29.10.2015

In Vietnam droht weitere Einschränkung der Glaubensfreiheit

Vietnamesisches Parlament berät über neues Religionsgesetz (Pressemitteilung)

Cao Dai Bischöfe während eines Gottesdienstes in Vietnam. Foto: ayngelina via Flickr

Die Gesellschaft für bedrohte Völker (GfbV) befürchtet eine weitere Einschränkung der Glaubensfreiheit in Vietnam durch ein neues Religionsgesetz. „Der Gesetzentwurf, der heute in erster Lesung vom vietnamesischen Parlament beraten wird, verletzt internationale Menschenrechtsstandards, zu deren Einhaltung sich auch Vietnam verpflichtet hat“, erklärte GfbV-Asienreferent Ulrich Delius am Donnerstag in Göttingen. „Dieses Gesetz ist kein Fortschritt bei der Umsetzung der verfassungsrechtlich garantierten Religionsfreiheit, sondern öffnet lokalen Behörden alle Möglichkeiten, Glaubensgemeinschaften willkürlich zu drangsalieren und Gläubige an der Religionsausübung zu hindern.“

So wird Religionsgemeinschaften das Recht vorenthalten, über bedeutende Fragen der Glaubens und ihrer Organisation selbst zu entscheiden. Vor allem soll ihre Religionsausübung auch weiterhin streng überwacht und von einer Zulassung durch staatliche Behörden abhängig gemacht werden. „Zudem öffnen unpräzise und zweideutige Formulierungen des Gesetzestextes staatlicher Willkür Tür und Tor“, kritisierte Delius. So können religiöse Feste verboten werden, wenn sie die „öffentliche oder gesellschaftliche Ordnung verletzen“ und Gemeinschaften können suspendiert werden, wenn ihnen „verbotene Taten“ vorgeworfen werden.

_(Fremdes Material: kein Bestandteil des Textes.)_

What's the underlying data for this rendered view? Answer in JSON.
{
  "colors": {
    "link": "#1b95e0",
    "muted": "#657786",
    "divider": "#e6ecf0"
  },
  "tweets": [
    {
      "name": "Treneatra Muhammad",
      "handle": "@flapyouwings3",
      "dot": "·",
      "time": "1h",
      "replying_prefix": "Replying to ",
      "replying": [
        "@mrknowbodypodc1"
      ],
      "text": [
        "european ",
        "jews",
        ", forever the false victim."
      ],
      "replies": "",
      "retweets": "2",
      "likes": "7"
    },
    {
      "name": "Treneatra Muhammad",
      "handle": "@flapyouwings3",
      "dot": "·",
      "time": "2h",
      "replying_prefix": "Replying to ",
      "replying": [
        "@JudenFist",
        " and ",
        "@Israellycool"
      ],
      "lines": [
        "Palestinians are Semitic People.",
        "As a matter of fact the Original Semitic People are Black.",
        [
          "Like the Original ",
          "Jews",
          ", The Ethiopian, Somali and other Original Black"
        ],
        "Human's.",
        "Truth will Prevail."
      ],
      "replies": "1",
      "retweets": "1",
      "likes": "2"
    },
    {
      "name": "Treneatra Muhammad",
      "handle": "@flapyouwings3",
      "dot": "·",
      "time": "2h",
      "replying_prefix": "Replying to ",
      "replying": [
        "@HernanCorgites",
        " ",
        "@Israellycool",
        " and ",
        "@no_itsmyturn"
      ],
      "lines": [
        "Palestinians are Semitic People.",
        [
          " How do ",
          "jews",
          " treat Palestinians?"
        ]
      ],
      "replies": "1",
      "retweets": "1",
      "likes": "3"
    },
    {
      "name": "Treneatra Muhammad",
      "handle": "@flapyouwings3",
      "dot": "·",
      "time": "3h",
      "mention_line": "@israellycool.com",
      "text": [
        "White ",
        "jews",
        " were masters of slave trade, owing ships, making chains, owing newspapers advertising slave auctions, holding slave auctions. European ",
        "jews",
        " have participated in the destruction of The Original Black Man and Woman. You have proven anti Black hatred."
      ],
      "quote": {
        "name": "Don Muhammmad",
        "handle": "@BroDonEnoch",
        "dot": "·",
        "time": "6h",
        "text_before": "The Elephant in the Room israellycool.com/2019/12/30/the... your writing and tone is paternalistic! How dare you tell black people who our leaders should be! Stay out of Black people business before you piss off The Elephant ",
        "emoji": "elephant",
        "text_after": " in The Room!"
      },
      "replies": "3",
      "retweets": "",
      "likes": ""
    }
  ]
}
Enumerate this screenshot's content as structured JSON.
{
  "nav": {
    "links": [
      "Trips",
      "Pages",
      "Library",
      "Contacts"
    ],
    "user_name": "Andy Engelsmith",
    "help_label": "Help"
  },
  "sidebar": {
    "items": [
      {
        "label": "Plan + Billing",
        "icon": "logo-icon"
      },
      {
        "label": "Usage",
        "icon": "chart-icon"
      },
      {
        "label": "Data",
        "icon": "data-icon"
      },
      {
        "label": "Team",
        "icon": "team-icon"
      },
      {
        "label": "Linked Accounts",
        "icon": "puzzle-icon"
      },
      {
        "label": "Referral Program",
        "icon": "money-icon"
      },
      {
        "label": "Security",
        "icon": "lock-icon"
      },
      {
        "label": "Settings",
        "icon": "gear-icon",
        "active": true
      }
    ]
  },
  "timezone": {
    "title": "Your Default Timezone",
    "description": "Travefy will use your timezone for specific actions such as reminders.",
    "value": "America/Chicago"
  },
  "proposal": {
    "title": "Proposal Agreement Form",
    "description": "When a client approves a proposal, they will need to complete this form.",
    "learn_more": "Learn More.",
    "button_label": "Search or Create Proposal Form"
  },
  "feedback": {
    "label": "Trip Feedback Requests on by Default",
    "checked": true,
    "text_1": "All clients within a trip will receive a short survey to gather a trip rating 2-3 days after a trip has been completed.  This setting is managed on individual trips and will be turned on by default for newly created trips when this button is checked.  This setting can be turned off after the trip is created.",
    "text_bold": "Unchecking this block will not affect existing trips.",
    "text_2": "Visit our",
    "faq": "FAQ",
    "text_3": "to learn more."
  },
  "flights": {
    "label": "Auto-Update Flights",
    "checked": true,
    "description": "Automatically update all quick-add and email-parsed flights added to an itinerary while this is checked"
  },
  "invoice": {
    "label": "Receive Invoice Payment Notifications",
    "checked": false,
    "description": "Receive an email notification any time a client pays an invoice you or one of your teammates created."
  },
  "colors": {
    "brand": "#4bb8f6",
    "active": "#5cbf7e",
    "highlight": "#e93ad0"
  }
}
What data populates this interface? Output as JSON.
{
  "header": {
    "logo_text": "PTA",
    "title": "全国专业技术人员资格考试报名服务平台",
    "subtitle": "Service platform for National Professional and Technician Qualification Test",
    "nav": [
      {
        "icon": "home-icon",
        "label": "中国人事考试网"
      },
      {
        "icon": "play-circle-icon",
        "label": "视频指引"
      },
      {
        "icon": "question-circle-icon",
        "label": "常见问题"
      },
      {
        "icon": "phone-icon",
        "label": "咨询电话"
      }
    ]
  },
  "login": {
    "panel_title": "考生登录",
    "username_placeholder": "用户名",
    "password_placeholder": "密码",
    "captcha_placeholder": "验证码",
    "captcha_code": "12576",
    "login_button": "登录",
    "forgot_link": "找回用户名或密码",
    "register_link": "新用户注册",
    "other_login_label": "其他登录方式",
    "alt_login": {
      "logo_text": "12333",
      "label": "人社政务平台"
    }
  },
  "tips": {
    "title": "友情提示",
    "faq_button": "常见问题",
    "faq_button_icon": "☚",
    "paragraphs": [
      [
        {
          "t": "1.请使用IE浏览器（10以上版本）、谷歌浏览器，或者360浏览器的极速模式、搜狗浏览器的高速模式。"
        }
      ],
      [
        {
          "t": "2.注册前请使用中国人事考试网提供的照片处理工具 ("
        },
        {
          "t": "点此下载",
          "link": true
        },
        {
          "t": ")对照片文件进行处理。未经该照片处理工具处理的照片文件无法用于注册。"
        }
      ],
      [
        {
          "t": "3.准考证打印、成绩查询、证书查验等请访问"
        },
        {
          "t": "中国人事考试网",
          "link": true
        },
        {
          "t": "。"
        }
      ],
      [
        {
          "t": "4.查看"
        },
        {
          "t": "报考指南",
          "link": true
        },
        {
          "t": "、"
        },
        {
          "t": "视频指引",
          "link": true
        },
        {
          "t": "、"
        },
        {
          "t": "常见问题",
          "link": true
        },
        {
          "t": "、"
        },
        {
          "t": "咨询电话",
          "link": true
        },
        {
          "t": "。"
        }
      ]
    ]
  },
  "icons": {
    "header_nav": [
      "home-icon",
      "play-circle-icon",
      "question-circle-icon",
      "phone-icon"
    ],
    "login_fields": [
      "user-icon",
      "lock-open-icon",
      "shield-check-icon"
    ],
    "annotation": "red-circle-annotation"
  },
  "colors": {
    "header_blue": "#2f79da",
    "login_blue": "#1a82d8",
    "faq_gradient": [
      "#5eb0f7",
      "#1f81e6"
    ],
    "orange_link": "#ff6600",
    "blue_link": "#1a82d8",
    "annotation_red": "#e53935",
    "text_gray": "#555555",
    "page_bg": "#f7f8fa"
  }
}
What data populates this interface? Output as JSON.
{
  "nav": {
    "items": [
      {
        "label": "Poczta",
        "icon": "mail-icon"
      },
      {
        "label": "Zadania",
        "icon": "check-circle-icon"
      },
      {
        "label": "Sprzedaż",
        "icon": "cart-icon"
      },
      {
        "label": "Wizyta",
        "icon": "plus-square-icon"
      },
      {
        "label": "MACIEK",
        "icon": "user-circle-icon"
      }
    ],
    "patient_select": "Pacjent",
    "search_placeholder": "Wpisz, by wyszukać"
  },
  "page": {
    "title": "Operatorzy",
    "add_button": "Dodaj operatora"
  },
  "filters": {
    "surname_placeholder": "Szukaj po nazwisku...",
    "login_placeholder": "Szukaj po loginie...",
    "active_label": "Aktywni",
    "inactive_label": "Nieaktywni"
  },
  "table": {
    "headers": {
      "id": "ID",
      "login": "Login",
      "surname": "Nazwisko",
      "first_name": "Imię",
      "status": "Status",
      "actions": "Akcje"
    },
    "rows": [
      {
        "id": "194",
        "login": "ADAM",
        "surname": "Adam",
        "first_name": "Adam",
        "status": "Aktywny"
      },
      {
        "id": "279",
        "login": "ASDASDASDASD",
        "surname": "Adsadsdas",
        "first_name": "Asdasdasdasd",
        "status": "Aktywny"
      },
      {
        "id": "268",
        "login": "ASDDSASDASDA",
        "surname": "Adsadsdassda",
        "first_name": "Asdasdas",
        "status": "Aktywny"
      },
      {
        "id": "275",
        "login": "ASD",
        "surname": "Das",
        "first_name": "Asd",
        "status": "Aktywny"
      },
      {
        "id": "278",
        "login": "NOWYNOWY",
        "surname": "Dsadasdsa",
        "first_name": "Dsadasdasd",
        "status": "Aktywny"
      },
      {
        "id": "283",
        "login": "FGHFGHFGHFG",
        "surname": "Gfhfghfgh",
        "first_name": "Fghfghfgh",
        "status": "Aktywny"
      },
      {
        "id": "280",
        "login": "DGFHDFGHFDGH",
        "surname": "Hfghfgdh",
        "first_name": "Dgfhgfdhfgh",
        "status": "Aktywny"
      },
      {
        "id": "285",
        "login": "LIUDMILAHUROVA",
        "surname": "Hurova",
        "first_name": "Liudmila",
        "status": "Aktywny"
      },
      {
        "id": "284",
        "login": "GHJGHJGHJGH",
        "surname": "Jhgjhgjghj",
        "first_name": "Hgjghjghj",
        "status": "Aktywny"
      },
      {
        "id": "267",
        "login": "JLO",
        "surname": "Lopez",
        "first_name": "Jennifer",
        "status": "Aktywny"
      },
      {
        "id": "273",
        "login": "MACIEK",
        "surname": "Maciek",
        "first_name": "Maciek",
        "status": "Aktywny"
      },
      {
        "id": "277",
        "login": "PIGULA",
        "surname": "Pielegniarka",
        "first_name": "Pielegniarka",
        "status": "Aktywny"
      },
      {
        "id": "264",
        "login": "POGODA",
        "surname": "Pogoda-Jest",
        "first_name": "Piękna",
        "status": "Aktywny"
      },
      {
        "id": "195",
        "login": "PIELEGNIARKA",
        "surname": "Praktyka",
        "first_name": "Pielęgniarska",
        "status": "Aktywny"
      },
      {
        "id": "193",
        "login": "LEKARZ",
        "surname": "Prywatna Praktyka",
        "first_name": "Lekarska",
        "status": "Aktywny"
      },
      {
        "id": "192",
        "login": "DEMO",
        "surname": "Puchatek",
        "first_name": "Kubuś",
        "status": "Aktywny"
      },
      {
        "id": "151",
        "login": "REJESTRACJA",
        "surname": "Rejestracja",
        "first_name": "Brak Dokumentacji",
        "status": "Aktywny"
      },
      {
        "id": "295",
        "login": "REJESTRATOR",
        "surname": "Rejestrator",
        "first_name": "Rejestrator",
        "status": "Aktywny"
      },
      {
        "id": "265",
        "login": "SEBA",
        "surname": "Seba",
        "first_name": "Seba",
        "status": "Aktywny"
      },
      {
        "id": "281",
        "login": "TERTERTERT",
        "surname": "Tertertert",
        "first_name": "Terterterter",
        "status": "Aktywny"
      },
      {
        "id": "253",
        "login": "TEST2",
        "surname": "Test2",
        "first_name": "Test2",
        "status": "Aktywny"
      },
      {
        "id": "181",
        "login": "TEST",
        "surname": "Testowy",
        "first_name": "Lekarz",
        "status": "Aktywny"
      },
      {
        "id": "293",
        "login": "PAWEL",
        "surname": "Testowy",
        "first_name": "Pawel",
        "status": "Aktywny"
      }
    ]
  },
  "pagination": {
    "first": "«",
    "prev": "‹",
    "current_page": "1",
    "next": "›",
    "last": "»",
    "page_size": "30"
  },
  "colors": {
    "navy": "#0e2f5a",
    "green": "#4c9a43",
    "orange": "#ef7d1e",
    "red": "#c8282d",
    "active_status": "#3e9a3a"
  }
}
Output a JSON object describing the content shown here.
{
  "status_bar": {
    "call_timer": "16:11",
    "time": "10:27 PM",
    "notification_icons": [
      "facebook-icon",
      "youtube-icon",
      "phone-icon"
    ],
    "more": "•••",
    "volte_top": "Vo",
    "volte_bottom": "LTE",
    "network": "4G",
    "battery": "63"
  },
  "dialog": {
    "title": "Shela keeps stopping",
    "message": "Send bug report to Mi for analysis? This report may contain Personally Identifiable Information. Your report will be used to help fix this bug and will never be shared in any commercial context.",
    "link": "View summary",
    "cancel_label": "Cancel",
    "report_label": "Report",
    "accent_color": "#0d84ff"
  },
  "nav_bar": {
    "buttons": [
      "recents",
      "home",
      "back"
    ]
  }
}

Kritik an dem Gesetzentwurf übt auch der Interfaith Council in Vietnam. Er äußerte die Befürchtung, das Gesetz werde die Religionsausübung eher verhindern als fördern und verlangte umfassende Änderungen des Textes. Die vietnamesische Association to Protect Freedom of Religion (APFOR) hat eine Kampagne gestartet, um besonders jungen Vietnamesen die Bedeutung eines Religionsgesetzes verständlich zu machen.

Der UN-Sonderbeauftragte für Religionsfreiheit, Heiner Bielefeldt, hatte nach einem Besuch in Vietnam im Juli 2014 massive Verletzungen der Glaubensfreiheit kritisiert. Auch das US-Außenministerium zählte in seinem 2015 vorgelegten Bericht zum Stand der Religionsfreiheit in der Welt Vietnam zu den Staaten, in denen die Religionsfreiheit am meisten verletzt wird. So werden insbesondere staatlich nicht registrierte Glaubensgemeinschaften massiv verfolgt, ihre Vertreter willkürlich eingeschüchtert und inhaftiert. Unter der Verfolgung leiden sowohl buddhistische Organisationen als auch buddhistische Khmer-Krom, Katholiken, protestantische indigene Völker der Hmong oder Degar, Mennoniten, Hoa Hao und Cao Dai.

Mehr als die Hälfte der 93 Millionen Bewohner Vietnams sehen sich als Buddhisten an, Katholiken stellen rund sieben Prozent der Bevölkerung, Protestanten zwei Prozent und Cao Dai drei Prozent.